Cold compresses constrict blood vessels and reduce swelling temporarily. Chilled tea bags work on the same principle, and there’s a real mechanism behind the folk remedy: caffeine in tea constricts dilated capillaries, reducing both puffiness and dark discoloration. Eye creams containing around 3% caffeine, the standard concentration in most commercial formulations, aim to replicate this effect in a more controlled way. They can visibly reduce puffiness, but the results are modest and temporary.
Reducing your salt intake has a measurable effect on fluid retention throughout your body, including the under-eye area. You don’t need to go salt-free, but if your diet is heavy on processed foods and you’re waking up puffy, that’s the first variable worth changing.

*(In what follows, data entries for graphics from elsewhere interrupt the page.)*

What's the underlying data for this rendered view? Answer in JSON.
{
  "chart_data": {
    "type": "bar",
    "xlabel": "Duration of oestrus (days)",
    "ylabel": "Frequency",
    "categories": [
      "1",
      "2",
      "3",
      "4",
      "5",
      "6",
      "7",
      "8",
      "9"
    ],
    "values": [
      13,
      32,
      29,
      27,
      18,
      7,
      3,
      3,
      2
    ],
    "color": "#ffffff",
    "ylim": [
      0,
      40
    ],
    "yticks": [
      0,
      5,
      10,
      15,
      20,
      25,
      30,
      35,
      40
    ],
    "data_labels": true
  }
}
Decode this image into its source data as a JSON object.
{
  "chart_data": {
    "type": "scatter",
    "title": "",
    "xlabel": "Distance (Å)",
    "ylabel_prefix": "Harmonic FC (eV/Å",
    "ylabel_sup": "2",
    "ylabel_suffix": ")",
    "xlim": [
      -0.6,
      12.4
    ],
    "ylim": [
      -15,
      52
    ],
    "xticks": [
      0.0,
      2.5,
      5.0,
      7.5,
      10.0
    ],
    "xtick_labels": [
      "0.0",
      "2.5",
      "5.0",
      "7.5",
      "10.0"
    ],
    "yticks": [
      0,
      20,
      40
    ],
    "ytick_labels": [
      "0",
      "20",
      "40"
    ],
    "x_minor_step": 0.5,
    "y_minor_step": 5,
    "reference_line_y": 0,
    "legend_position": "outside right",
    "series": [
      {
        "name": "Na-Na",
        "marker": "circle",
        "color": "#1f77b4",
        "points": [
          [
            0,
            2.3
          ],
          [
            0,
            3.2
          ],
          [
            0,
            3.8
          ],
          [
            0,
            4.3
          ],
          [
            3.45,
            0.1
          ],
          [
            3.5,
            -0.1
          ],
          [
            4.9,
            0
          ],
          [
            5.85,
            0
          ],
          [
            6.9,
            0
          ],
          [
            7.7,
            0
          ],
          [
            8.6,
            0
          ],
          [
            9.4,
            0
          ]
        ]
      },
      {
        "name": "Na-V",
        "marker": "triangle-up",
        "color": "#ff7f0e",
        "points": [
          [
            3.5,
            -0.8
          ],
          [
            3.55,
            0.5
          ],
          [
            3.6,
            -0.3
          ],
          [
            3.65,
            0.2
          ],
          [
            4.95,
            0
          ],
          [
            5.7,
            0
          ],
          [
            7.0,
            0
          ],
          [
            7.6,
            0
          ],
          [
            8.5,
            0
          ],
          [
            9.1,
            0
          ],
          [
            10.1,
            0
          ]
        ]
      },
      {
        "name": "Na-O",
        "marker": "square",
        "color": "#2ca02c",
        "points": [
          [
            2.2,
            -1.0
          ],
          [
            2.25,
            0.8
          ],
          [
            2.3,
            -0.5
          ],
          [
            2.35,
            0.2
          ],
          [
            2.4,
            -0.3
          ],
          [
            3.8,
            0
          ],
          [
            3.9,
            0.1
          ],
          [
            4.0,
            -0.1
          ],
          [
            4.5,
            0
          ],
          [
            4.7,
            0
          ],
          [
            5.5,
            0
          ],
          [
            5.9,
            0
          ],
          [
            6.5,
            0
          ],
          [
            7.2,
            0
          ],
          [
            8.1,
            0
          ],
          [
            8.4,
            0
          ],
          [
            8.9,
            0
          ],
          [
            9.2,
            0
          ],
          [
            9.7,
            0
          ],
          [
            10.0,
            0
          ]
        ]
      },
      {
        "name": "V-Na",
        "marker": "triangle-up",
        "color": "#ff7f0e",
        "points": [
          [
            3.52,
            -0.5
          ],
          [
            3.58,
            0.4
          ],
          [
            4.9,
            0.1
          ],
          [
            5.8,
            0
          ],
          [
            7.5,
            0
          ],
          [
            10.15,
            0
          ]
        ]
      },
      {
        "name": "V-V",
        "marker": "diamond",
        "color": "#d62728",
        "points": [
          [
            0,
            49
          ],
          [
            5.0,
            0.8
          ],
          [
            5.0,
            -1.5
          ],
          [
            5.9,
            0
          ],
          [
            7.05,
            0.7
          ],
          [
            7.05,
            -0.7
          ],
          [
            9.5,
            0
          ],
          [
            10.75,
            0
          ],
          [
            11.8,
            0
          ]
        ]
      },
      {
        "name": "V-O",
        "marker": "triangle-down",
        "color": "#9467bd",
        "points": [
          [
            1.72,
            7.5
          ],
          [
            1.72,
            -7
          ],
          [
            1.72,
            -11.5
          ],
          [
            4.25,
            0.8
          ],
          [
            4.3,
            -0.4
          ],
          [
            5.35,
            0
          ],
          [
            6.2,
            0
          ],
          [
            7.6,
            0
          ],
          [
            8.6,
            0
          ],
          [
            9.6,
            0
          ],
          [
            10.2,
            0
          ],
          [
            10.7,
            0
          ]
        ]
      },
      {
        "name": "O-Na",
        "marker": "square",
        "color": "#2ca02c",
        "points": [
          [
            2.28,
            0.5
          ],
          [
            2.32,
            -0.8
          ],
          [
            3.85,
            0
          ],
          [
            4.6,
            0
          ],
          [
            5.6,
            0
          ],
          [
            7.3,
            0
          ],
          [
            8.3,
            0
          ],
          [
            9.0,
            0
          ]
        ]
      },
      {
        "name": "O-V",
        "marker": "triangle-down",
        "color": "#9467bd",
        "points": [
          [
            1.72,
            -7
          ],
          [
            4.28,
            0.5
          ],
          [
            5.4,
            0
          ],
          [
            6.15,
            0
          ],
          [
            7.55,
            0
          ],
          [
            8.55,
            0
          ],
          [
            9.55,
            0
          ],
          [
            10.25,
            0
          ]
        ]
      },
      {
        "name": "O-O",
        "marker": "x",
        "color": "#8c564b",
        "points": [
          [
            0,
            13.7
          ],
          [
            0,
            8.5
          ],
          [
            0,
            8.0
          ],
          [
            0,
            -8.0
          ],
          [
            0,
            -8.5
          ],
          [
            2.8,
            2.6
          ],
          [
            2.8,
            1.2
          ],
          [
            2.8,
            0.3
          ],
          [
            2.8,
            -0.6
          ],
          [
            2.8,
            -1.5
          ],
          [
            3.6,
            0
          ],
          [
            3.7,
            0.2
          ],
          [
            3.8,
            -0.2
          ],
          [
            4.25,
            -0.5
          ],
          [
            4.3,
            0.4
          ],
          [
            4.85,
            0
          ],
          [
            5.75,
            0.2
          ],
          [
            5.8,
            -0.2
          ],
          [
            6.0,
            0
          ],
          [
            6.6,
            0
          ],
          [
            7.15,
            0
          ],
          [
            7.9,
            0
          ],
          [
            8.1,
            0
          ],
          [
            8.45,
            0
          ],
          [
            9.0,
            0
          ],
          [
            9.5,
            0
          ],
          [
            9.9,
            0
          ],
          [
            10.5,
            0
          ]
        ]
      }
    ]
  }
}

Cosmetic and Medical Options
When lifestyle changes aren’t enough, the two main options are injectable fillers and surgery. Hyaluronic acid fillers injected into the tear trough (the hollow groove between your lower lid and cheek) can disguise the shadowing that makes eye bags look worse. Results last an average of about 11 months, though some studies have found significant improvement lasting 18 months or longer, with visible effects sometimes persisting past 24 months.
Fillers aren’t without risk in this area. Common side effects include bruising, swelling, and a blue-gray discoloration called the Tyndall effect, where filler shows through thin skin. Delayed complications, appearing on average around 17 months after injection, can include lumps, nodules, filler migration, and persistent discoloration. Rare but serious complications include infection and blood vessel blockage that can, in extreme cases, affect vision.
Lower eyelid surgery (blepharoplasty) is the more definitive option for structural eye bags caused by fat prolapse. Surgeons reposition or remove the herniated fat and tighten the surrounding tissues. This procedure is typically considered cosmetic, but it can qualify as medically necessary when lower eyelid swelling from conditions like thyroid disease or chronic inflammation causes persistent tearing, irritation, or visual impairment that hasn’t responded to other treatment.
Matching the Fix to the Cause
The most useful thing you can do is figure out which category your eye bags fall into. If they’re worse in the morning and improve as the day goes on, fluid retention is the likely driver, and lifestyle changes will help. If they’re consistent throughout the day, get worse with age, and run in your family, you’re dealing with structural changes where creams and cold compresses will only go so far. If they track with allergy seasons or nasal congestion, treating the underlying inflammation is the direct path to improvement.
Most people have some combination of all three. Addressing the lifestyle factors first gives you the clearest picture of what’s left over, which is the part driven by anatomy and genetics.